In certain role-playing video games, players control the actions of one or more characters, with the objective of developing unique character profiles that accumulate various objects and abilities through extended play. The rules for how quickly, how many, and what type of abilities are obtained and/or how quickly, how many, and what type of objects a character may find or receive involve several different variables, ratings or statistics, collectively parameters. These parameters determine the outcome of various chance or future events that lead to new objects and abilities.
The proper selection of these parameters is very challenging, however. First, video games may have an endpoint where the user's enjoyment stagnates because the user has achieved the biggest challenge possible or has used all of the assets available to him or her in achieving an objective. Users also have a tendency to be discouraged if they do not win or acquire any assets in a few consecutive games, if they perceive a game level to be too complex, or if the game rewards are not forthcoming. Additionally, some players are not always engaged, playing only intermittently. Especially in the smart device market segment, players are very time sensitive and tend to skip or switch to another game, application, channel or webpage whenever they do not feel sufficiently engaged with a game. As such, the improper selection of parameters may lead to a player becoming unengaged because they do not win or acquire any assets, they perceive a game level to be too complex, or the game rewards are not forthcoming.
Second, to properly engage users, the reward system of a video game must be fair and consistent. The improper selection of parameters can easily skew the reward system of a game by giving new users too many assets, at the expense of established users or vice-versa, by granting too many tokens, awards, objects, or abilities to one subset of users relative to another subset of users, or by assigning too much, or too little, value to a particular actions, challenge, objective or object. If the reward system of a game becomes corrupted in this fashion, players tend to feel the game is unfair, leading to disengagement.

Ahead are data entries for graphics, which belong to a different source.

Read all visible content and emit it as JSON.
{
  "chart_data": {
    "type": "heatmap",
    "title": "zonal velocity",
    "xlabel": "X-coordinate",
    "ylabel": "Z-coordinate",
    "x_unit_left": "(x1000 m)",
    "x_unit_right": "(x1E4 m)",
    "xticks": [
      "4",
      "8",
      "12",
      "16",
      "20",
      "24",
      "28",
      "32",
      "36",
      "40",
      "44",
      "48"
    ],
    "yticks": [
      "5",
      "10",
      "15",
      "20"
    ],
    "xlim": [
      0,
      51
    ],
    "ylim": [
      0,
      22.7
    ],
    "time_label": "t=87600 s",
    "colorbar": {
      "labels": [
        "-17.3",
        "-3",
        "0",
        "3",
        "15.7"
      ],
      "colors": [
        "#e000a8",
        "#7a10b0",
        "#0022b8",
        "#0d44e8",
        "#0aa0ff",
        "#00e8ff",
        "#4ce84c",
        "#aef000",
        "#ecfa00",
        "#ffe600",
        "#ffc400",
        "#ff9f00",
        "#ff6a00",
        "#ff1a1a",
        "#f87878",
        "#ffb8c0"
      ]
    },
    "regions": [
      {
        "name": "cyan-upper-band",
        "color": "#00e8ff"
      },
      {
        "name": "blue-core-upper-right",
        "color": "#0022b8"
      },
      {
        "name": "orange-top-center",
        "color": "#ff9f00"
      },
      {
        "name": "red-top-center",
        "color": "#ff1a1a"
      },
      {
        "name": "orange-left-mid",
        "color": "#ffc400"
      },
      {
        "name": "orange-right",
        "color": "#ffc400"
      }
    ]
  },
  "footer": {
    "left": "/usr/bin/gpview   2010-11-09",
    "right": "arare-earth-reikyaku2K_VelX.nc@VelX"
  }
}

Third, the selection of parameters should still preserve the randomness of value creation and activities within a game, thereby avoiding any express or implicit favoring of one subset of players relative to another, while still limiting the randomness to being within certain bounds, thereby avoiding excessively large, or small, rewards.
Thus, there is a need for methods and systems that can assist video game developers in designing video games that maximize user engagement and retention by proactively modeling the effect of certain gaming parameters within a game. There is also a need for methods and systems that can assist video game developers in predicting how a plurality of gaming parameters will affect the reward system of a game, user engagement and user retention. It is also desired that such a system is easily accessible to the developers and provides a user friendly interface.